The phrase “the wild ’90s” was coined by then-President Vladimir Putin in 2007, on the eve of parliamentary and presidential elections. At the time, the Kremlin’s political strategists were trying to distance the administration from the turbulent period under former President Boris Yeltsin. But will the 2000s also be remembered as wild? And if so, who will be distancing themselves from whom?
Krasnodar Governor Alexander Tkachyov recently acknowledged that every district of his region has criminal gangs similar to the one that massacred a dozen people in the village of Kushchyovskaya on Nov. 5. “Unfortunately,” he said, “such gangs exist to varying degrees in every city in the region. Some have more of them, some have fewer, but they’re present … and their lines of support stretch up to the regional level.” That’s a rare admission from a governor, but it would be naive to believe that other regions do not have the same problem.
In another recent case, the police chief and his deputy in the Vladimir region town of Gus-Khrustalny were temporarily suspended because local residents wrote to Prime Minister Vladimir Putin to complain about rampant crime in the city. Economically depressed cities in the Urals such as Nizhny Tagil have serious problems with drugs, not only because the locals want to shoot up, but because drug dealers have strong ties to local officials and police. In the Chelyabinsk region town of Miass, the situation is so bad that hundreds of thugs wielding metal pipes and baseball bats can be called into action at almost a moment’s notice. The peculiar relationship between the authorities and criminals in the Far East is such that former crime bosses have become political leaders and vigilante groups such as the self-proclaimed Primorye Partisans wage guerrilla warfare from the woods. In the Moscow region town of Khimki, inconvenient people are regularly beaten to within an inch of their lives.
We are deeply concerned that the Russian police have stopped performing their primary function — ensuring public safety. The tragedy that happened in Kushchyovskaya could have happened almost anywhere, and it shows that this problem cannot be isolated to a single public institution. Law enforcement agencies, the authorities and criminal business interests have become tightly intertwined. That commingling looks different from place to place, to be fair, it doesn’t always manifest itself as the savage mass murder of 12 people. Extortion in Moscow is different from how it’s done in Kushchyovskaya, and criminals shaking down business in the Far East have different methods than their “colleagues” in the North Caucasus. But despite the economic gains of the past decade, despite the years of stability and the government’s power vertical, criminal business interests continue to enjoy a wide range of opportunity.
The “banditry” of the 1990s is being repeated. Low levels of social development and education, severe poverty, the breakdown of morals, and so forth are all creating a supply of ready labor for criminal interests.

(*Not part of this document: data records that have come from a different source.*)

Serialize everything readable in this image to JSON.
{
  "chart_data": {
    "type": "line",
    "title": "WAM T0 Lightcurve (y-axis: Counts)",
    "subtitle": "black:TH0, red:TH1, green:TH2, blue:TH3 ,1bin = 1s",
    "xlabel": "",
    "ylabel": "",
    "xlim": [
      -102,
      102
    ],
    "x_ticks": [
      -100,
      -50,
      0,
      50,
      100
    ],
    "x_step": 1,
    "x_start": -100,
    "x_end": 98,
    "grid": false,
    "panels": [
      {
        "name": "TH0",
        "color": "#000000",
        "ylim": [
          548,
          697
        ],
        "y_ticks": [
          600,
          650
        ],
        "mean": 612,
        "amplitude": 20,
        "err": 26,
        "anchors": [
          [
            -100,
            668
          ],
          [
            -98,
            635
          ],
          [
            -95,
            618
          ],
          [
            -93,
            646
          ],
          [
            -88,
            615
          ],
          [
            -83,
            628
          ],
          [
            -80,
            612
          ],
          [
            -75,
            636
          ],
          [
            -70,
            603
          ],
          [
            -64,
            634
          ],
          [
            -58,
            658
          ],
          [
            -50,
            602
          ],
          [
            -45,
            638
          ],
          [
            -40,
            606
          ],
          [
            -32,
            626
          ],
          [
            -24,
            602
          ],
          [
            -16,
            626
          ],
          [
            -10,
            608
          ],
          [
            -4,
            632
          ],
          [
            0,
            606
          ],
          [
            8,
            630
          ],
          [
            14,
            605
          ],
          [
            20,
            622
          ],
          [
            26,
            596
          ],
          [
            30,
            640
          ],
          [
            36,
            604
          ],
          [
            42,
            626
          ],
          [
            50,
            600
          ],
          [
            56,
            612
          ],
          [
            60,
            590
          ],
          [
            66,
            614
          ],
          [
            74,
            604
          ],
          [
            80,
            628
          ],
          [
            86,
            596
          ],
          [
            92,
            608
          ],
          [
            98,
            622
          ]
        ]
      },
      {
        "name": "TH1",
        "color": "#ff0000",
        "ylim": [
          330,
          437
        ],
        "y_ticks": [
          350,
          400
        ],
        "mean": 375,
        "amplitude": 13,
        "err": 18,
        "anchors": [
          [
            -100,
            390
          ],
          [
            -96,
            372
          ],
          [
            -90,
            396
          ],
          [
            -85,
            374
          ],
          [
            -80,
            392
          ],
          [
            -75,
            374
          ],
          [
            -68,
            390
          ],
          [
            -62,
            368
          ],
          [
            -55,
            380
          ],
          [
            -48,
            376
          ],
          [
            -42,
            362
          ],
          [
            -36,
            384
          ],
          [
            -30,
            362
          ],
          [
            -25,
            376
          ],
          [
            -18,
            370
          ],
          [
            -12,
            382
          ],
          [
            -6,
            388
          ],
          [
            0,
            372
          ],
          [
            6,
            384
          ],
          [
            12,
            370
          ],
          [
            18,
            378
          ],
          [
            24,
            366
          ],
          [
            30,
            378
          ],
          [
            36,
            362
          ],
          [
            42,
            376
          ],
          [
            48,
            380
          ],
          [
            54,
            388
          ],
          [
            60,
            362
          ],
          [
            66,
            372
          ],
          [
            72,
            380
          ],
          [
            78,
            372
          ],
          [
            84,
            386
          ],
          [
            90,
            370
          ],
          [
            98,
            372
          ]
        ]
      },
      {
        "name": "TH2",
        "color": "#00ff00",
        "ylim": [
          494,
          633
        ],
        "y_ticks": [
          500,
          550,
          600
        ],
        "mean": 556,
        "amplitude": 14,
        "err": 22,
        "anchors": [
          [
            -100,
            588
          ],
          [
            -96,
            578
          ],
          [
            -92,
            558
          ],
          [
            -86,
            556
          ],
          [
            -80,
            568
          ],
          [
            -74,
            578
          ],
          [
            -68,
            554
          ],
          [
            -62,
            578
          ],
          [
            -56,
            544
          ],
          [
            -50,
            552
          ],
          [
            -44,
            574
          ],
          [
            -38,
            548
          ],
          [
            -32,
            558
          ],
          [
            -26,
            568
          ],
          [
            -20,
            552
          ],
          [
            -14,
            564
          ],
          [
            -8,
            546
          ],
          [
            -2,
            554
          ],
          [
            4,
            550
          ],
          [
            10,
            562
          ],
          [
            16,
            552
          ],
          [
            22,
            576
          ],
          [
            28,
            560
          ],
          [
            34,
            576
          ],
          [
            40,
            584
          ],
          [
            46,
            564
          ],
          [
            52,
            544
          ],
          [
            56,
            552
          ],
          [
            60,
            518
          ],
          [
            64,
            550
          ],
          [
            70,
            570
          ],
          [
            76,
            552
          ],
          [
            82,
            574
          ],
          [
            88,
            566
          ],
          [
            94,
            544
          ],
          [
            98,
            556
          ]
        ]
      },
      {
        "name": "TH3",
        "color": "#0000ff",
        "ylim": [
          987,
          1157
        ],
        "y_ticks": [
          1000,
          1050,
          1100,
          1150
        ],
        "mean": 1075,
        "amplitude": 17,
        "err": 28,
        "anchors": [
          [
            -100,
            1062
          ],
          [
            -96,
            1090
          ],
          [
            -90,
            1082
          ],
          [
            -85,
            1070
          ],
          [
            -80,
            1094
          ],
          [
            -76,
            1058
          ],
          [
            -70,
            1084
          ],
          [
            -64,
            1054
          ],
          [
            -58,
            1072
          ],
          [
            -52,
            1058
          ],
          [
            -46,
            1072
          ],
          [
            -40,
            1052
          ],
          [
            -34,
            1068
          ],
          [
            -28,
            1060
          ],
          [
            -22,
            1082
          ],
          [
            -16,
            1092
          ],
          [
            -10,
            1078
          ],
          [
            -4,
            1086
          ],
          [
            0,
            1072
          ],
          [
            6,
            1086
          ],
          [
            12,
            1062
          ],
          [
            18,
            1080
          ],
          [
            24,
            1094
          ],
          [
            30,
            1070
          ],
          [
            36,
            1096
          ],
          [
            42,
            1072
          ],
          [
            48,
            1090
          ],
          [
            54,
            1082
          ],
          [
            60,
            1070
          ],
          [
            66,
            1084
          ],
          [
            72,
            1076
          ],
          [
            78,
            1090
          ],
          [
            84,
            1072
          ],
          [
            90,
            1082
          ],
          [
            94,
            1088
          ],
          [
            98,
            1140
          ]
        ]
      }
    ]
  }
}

It is entirely possible for criminal businesses to evolve — to grow in scope, to acquire new property, and to come to the realization that it is more advantageous to make money legally. That’s exactly what happened to some of the businesses that got their start during “the wild ’90s.” In a normally developing society, the overall presence of legal business grows, criminal businesses become marginalized, and the use of gangland-style methods to resolve disputes gradually becomes ineffective.
That process has been very slow to take hold in Russia.
The gang operating in Kushchyovskaya was large, it owned property, and one of its leaders was even a deputy in the local legislature. And it should come as no surprise that the gang continued to use violent methods, since the current leadership has not made public safety a priority. Strong-arm methods not only work well in modern Russia; they inspire others to adopt the same tactics and become criminals.
The public has also failed to make strong enough demands that businesses clean up their act. That demand must be expressed through personal standards of behavior as well as through political action that would enable society to fight criminal forces, corruption and widespread injustice. But the current system only grants political license to the leaders at the very top. Ordinary citizens cannot, do not want and are afraid to try to influence the decision-making process.
But for now, presidential elections still exist in Russia. And for the upcoming elections, neither Putin nor President Dmitry Medvedev will be able to distance himself from the other by referring to the past decade as “the wild 2000s.” The ruling tandem is perceived as a unified whole. In fact, according to the Levada Center, 84 percent of Russians believe that even after stepping down as president, Putin continues to exert significant influence on the political life of the country. For that reason, all official references will portray the 2000s as a wonderful and stable period of economic prosperity — however divorced from reality that may be.
This comment appeared as an editorial in Vedomosti.